"Je pense, donc je suis autre"

Par Gerard

Cet homme-là, son texte a le phrasé ample de son accent gascon, la pensée éternellement neuve de son sourire bienveillant, la poétique clarté de ses yeux vifs que travaillent des joies sauvages, des enfances irrésignées, avec ses murmures ses rires et ses sources. Il fut, encore peu connu, l'une de mes trouvailles de tout jeune homme. On échangeait ses premiers livres comme des mots de passe. Je le lisais avec passion. Il me jetait dix années, quinze années peut-être en avant de l'époque. Le lire, c'était partir à l'aventure. Loin des immobiles au cul de plomb, loin des juges aux lèvres pincées. Là où dansent les continents. Là où penser est une fête.

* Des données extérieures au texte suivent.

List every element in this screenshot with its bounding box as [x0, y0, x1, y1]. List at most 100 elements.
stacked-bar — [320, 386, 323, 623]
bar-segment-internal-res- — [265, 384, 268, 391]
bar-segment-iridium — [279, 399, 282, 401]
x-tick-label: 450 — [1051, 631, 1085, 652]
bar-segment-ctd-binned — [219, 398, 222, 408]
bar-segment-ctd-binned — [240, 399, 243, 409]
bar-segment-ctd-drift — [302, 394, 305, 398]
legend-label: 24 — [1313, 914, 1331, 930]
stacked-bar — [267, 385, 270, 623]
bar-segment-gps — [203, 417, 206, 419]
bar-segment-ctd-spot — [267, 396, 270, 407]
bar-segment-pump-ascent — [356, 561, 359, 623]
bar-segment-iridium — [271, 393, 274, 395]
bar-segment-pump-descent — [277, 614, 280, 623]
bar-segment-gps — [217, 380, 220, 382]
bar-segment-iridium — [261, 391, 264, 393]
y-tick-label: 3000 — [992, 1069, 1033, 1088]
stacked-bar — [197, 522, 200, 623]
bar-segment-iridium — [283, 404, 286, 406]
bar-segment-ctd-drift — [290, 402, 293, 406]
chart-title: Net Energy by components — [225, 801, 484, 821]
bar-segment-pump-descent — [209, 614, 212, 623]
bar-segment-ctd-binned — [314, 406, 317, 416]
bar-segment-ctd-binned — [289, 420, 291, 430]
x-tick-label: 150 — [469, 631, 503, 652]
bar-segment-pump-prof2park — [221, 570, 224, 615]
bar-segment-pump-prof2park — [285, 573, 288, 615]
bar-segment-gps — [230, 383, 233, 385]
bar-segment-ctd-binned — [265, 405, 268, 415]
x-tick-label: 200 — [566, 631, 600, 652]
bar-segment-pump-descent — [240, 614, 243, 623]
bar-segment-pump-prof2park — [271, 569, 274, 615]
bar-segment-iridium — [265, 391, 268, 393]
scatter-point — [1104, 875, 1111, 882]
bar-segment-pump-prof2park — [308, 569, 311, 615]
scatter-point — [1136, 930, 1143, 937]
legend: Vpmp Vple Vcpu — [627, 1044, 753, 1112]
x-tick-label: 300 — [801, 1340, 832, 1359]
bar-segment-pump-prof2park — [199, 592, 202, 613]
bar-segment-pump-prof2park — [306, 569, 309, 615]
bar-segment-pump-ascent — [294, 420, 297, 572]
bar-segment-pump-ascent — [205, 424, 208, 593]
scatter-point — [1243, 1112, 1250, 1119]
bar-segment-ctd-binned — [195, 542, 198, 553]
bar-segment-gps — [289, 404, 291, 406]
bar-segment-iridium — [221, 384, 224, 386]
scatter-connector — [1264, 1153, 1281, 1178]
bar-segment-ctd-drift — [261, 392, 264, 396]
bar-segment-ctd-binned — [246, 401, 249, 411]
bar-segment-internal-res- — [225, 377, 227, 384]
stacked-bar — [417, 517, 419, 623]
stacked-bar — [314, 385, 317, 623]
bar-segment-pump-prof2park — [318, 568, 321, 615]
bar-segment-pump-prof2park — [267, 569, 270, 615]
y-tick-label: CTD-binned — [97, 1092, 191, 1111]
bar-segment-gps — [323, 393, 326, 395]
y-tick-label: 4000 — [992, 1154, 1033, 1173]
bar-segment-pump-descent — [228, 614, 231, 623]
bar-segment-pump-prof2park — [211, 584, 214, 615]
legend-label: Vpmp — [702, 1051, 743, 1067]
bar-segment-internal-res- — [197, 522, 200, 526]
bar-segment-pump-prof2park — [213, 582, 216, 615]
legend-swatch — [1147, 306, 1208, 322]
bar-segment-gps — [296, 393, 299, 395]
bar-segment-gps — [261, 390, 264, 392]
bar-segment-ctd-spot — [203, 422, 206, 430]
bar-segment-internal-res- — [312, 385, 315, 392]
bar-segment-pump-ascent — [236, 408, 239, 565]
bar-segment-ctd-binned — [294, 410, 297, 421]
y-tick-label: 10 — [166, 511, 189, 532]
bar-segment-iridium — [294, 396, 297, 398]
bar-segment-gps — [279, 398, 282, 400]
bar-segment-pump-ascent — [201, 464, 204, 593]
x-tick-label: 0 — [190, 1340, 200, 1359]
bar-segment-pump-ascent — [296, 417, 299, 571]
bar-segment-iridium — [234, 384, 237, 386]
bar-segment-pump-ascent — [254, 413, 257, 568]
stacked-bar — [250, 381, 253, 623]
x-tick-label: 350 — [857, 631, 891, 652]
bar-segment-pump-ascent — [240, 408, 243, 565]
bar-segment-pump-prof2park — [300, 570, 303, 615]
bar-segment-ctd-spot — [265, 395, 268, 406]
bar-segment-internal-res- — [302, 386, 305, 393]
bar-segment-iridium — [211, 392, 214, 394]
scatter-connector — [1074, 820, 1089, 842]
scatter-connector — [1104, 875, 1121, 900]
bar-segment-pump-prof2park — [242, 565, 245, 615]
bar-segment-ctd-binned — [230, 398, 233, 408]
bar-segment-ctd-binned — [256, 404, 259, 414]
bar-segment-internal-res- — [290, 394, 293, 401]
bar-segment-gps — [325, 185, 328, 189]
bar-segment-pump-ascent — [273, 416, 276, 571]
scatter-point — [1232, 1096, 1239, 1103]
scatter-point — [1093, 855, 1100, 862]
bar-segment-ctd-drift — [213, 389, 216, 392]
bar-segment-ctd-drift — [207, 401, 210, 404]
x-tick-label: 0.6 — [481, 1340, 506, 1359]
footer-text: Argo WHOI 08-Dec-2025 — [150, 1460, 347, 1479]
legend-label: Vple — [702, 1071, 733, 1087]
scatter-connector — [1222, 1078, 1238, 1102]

Nous nous entretenions en secret de messages, de passes et de passages, de pages et de paysages, de liens, de relations, de global, de local - de dehors, de dehors surtout, là où pas un penseur français ne savait tenir bien longtemps au rodéo du sauvage et du libre vraiment.
Une ou deux fois le voir, comme ça, de loin, à l'occasion d'une conférence. Ne pas aller le saluer. On ne salue pas un Maître. On le suit, de loin. On essaye, malhabile, de tenir la cadence. Puis vint les honneurs, de ceux-là même qui l'avaient naguère tenu à distance. Académicien rieur, dont il refusa l'épé.
Et toujours ce bonheur de vous lire, Michel Serres, en cette éternelle jouvence :
"Nous avions jadis besoin de schémas et de catégories, de concepts, en effet, pour maîtriser le nombre et le différent ; nous ne craignons plus d'affronter, en direct, la foule sans rapport des singularités".  
"Je pense, donc je suis autre", dit-il encore. Premiers mots pour ce nouveau millénaire.
Michel Serres, Ecrivains, savants et philosophes font le tour du monde (Le Pommier, 2009).